# K Way Loser Tree Merge

# K Way Loser Tree Merge

K way loser tree merge is an optimized method for merging multiple sorted runs. It replaces the standard heap with a tournament tree that stores the loser of each comparison. This reduces the number of comparisons and improves performance in external sorting.

It is widely used in high-performance external merge sort implementations.

## Problem

Given $k$ sorted input streams, merge them into one sorted output efficiently.

The goal is to minimize comparisons and maintain good cache and I/O behavior.

## Core Idea

Organize the $k$ input streams into a binary tournament tree.

* each leaf represents a stream
* internal nodes store the loser of a comparison
* the root stores the overall winner (smallest element)

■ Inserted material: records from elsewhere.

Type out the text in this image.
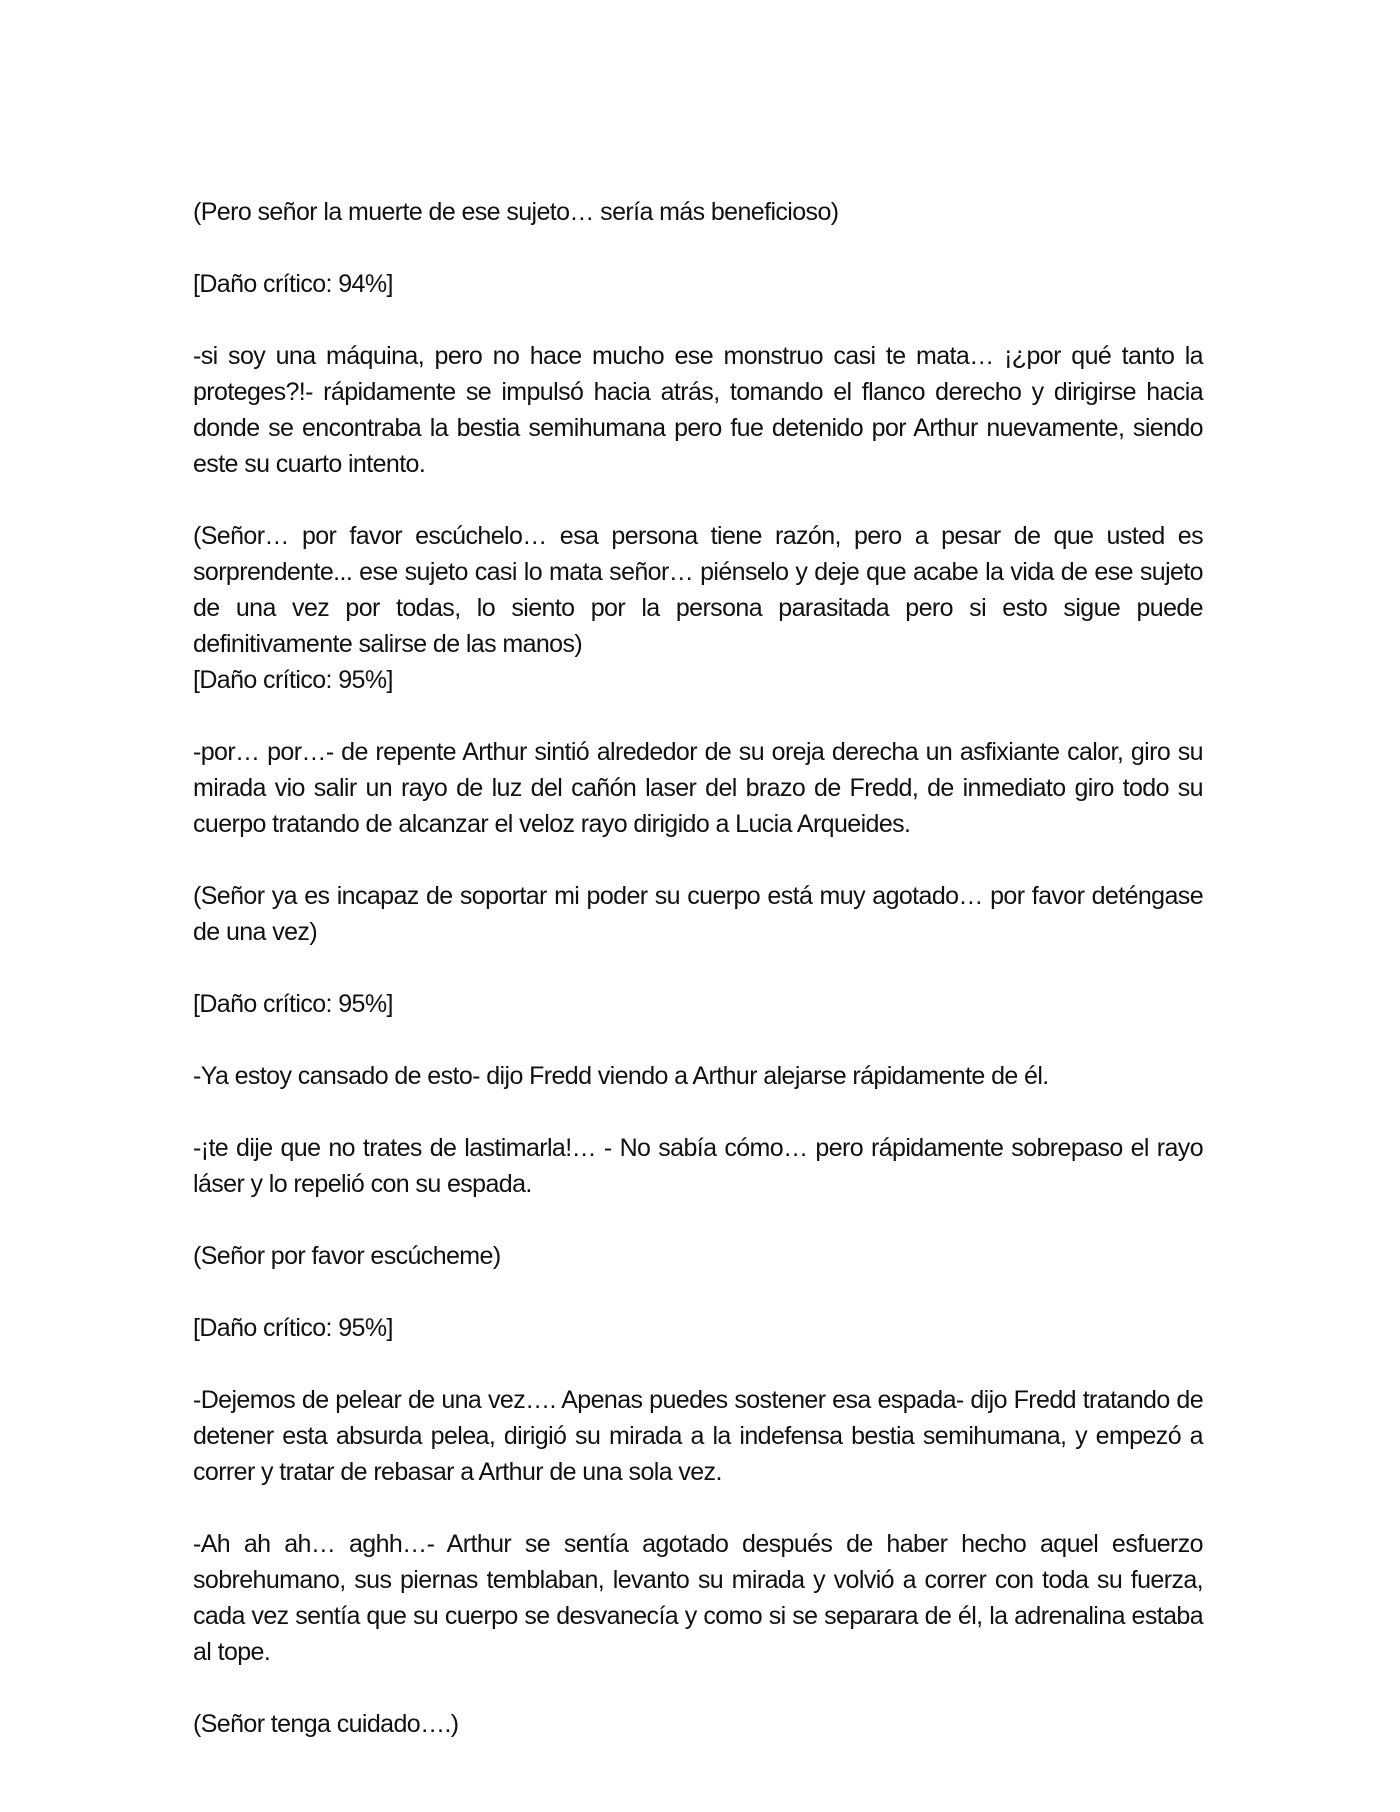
(Pero señor la muerte de ese sujeto… sería más beneficioso)

[Daño crítico: 94%]

-si soy una máquina, pero no hace mucho ese monstruo casi te mata… ¡¿por qué tanto la proteges?!- rápidamente se impulsó hacia atrás, tomando el flanco derecho y dirigirse hacia donde se encontraba la bestia semihumana pero fue detenido por Arthur nuevamente, siendo este su cuarto intento.

(Señor… por favor escúchelo… esa persona tiene razón, pero a pesar de que usted es sorprendente... ese sujeto casi lo mata señor… piénselo y deje que acabe la vida de ese sujeto de una vez por todas, lo siento por la persona parasitada pero si esto sigue puede definitivamente salirse de las manos)

[Daño crítico: 95%]

-por… por…- de repente Arthur sintió alrededor de su oreja derecha un asfixiante calor, giro su mirada vio salir un rayo de luz del cañón laser del brazo de Fredd, de inmediato giro todo su cuerpo tratando de alcanzar el veloz rayo dirigido a Lucia Arqueides.

(Señor ya es incapaz de soportar mi poder su cuerpo está muy agotado… por favor deténgase de una vez)

[Daño crítico: 95%]

-Ya estoy cansado de esto- dijo Fredd viendo a Arthur alejarse rápidamente de él.

-¡te dije que no trates de lastimarla!… - No sabía cómo… pero rápidamente sobrepaso el rayo láser y lo repelió con su espada.

(Señor por favor escúcheme)

[Daño crítico: 95%]

-Dejemos de pelear de una vez…. Apenas puedes sostener esa espada- dijo Fredd tratando de detener esta absurda pelea, dirigió su mirada a la indefensa bestia semihumana, y empezó a correr y tratar de rebasar a Arthur de una sola vez.

-Ah ah ah… aghh…- Arthur se sentía agotado después de haber hecho aquel esfuerzo sobrehumano, sus piernas temblaban, levanto su mirada y volvió a correr con toda su fuerza, cada vez sentía que su cuerpo se desvanecía y como si se separara de él, la adrenalina estaba al tope.

(Señor tenga cuidado….)
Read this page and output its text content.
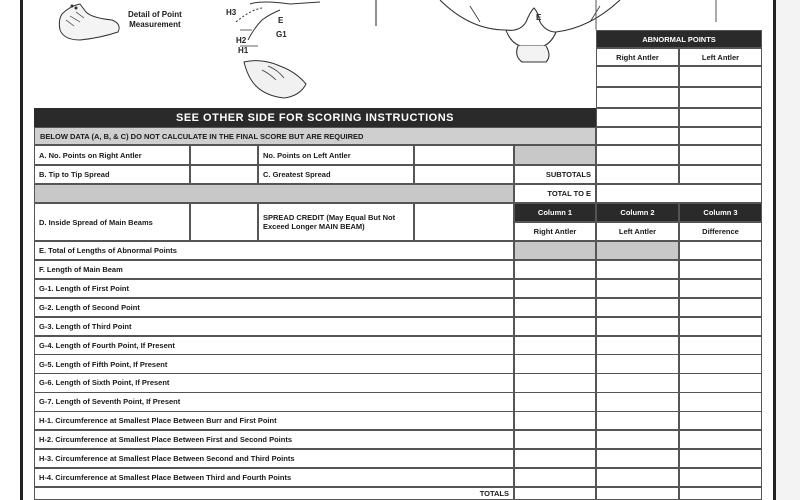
Detail of Point
Measurement
H3
H2
H1
G1
E	E
ABNORMAL POINTS
Right Antler	Left Antler
SEE OTHER SIDE FOR SCORING INSTRUCTIONS
BELOW DATA (A, B, & C) DO NOT CALCULATE IN THE FINAL SCORE BUT ARE REQUIRED
A. No. Points on Right Antler	No. Points on Left Antler
B. Tip to Tip Spread	C. Greatest Spread	SUBTOTALS
TOTAL TO E
D. Inside Spread of Main Beams	SPREAD CREDIT (May Equal But Not Exceed Longer MAIN BEAM)
Column 1	Column 2	Column 3
Right Antler	Left Antler	Difference
E. Total of Lengths of Abnormal Points
F. Length of Main Beam
G-1. Length of First Point
G-2. Length of Second Point
G-3. Length of Third Point
G-4. Length of Fourth Point, If Present
G-5. Length of Fifth Point, If Present
G-6. Length of Sixth Point, If Present
G-7. Length of Seventh Point, If Present
H-1. Circumference at Smallest Place Between Burr and First Point
H-2. Circumference at Smallest Place Between First and Second Points
H-3. Circumference at Smallest Place Between Second and Third Points
H-4. Circumference at Smallest Place Between Third and Fourth Points
TOTALS
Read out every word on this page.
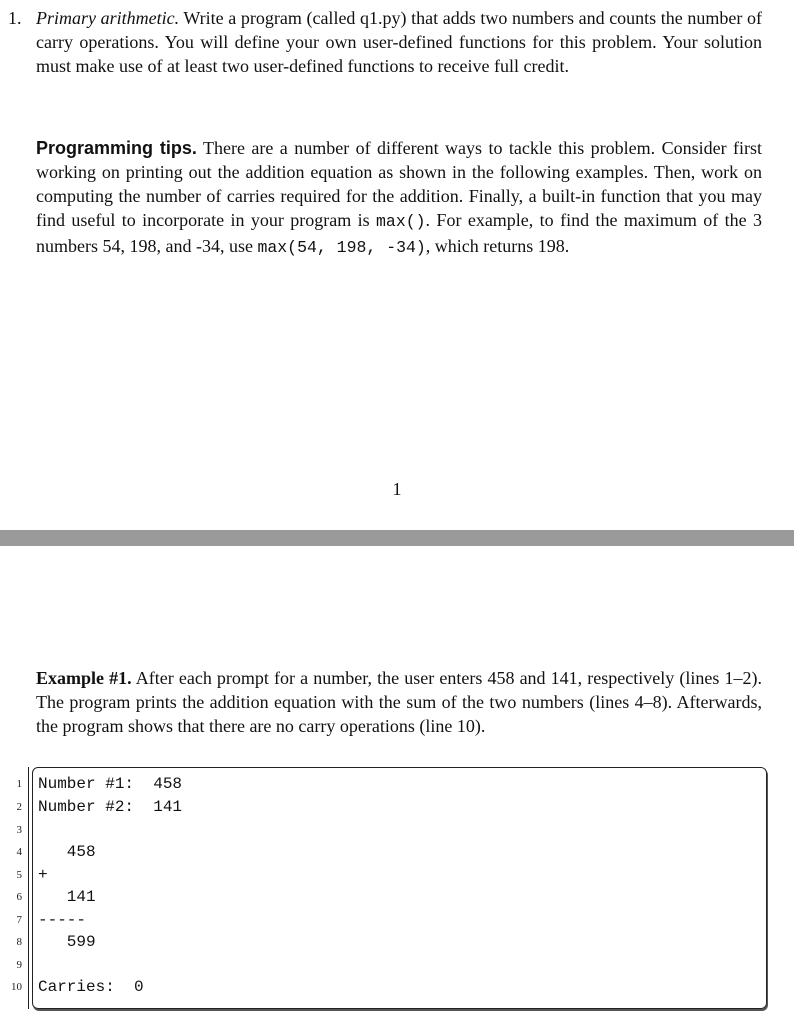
1. Primary arithmetic. Write a program (called q1.py) that adds two numbers and counts the number of carry operations. You will define your own user-defined functions for this problem. Your solution must make use of at least two user-defined functions to receive full credit.

Programming tips. There are a number of different ways to tackle this problem. Consider first working on printing out the addition equation as shown in the following examples. Then, work on computing the number of carries required for the addition. Finally, a built-in function that you may find useful to incorporate in your program is max(). For example, to find the maximum of the 3 numbers 54, 198, and -34, use max(54, 198, -34), which returns 198.

1

Example #1. After each prompt for a number, the user enters 458 and 141, respectively (lines 1–2). The program prints the addition equation with the sum of the two numbers (lines 4–8). Afterwards, the program shows that there are no carry operations (line 10).

1 Number #1:  458
2 Number #2:  141
3
4 458
5 +
6 141
7 -----
8 599
9
10 Carries:  0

After outputting the winner, only the path from that leaf to the root needs to be updated.

## Structure

```text id="r5c7mb"
           root (winner)
          /            \
      loser           loser
     /    \          /    \
   ...    ...      ...    ...
  leaf   leaf    leaf   leaf
```

Each internal node stores the loser of its two children. The winner propagates upward.

## Algorithm

### Initialization

```text id="m8x2qt"
build_loser_tree(streams):
    for each stream i:
        read first element

    build tournament tree:
        compare leaves
        store losers in internal nodes
        propagate winners upward
```

### Merge Loop

```text id="v9k1sd"
loser_tree_merge(streams):
    build_loser_tree(streams)

    while streams not empty:
        winner = root
        output winner value

        advance winner's stream

        if stream not empty:
            update path from leaf to root
        else:
            mark leaf as exhausted
```

## Example

Suppose we merge 4 sorted runs:

$$
A = [1, 5, 9],\quad
B = [2, 6, 10],\quad
C = [3, 7],\quad
D = [4, 8]
$$

Initial tournament selects:

$$
1 \text{ (from A)}
$$

After outputting 1, replace with 5 and update only the path involving A.

Next winners:

$$
2, 3, 4, 5, 6, 7, 8, 9, 10
$$

## Correctness

The tournament tree maintains the smallest element among all current stream heads at the root. Each internal node compares two candidates and stores the loser, while the winner advances upward.

After emitting the root value, only the corresponding leaf changes. Recomputing comparisons along the path from that leaf to the root restores the invariant that the root contains the smallest remaining element.

Since each stream is sorted, no later element in a stream can be smaller than its current head. Therefore the root always holds the smallest remaining element across all streams, and the output sequence is sorted.

## Complexity

Let:

* $N$ be total elements
* $k$ be number of streams

Initialization cost:

$$
O(k)
$$

Each output step updates a path of length $\log k$:

$$
O(\log k)
$$

Total time:

$$
O(N \log k)
$$

The constant factor is smaller than heap-based merging because fewer comparisons are performed per update.

## Comparison with Heap Merge

| method      | comparisons per output                  | structure       |
| ----------- | --------------------------------------- | --------------- |
| binary heap | about $\log k$ with more swaps          | heap            |
| loser tree  | exactly $\log k$ with fewer comparisons | tournament tree |

Loser trees avoid repeated comparisons between unchanged elements.

## When to Use

Use loser tree merge when:

* merging many sorted runs
* performance of merge phase is critical
* external sorting with large $k$
* minimizing comparisons matters
* stable, predictable merge cost is needed

It is common in database systems and high-performance sort engines.

## Implementation Sketch

```python id="p8k4rs"
class LoserTree:
    def __init__(self, streams):
        self.k = len(streams)
        self.streams = streams
        self.tree = [-1] * self.k
        self.keys = [None] * self.k

        for i in range(self.k):
            self._advance(i)

        for i in range(self.k):
            self._play(i)
```

```python id="z2w9ac"
    def _advance(self, i):
        try:
            self.keys[i] = next(self.streams[i])
        except StopIteration:
            self.keys[i] = float("inf")
```

```python id="y1t6qp"
    def _play(self, i):
        parent = (i + self.k) // 2
        while parent > 0:
            j = self.tree[parent]
            if j == -1 or self.keys[i] < self.keys[j]:
                self.tree[parent], i = i, j
            parent //= 2
        self.tree[0] = i
```

```python id="n4d7bm"
    def pop(self):
        winner = self.tree[0]
        value = self.keys[winner]
        self._advance(winner)
        self._play(winner)
        return value
```

## Notes

Loser trees are specialized for merging. They reduce comparison overhead compared to heaps and fit well with external sorting, where merging large numbers of runs is the dominant cost.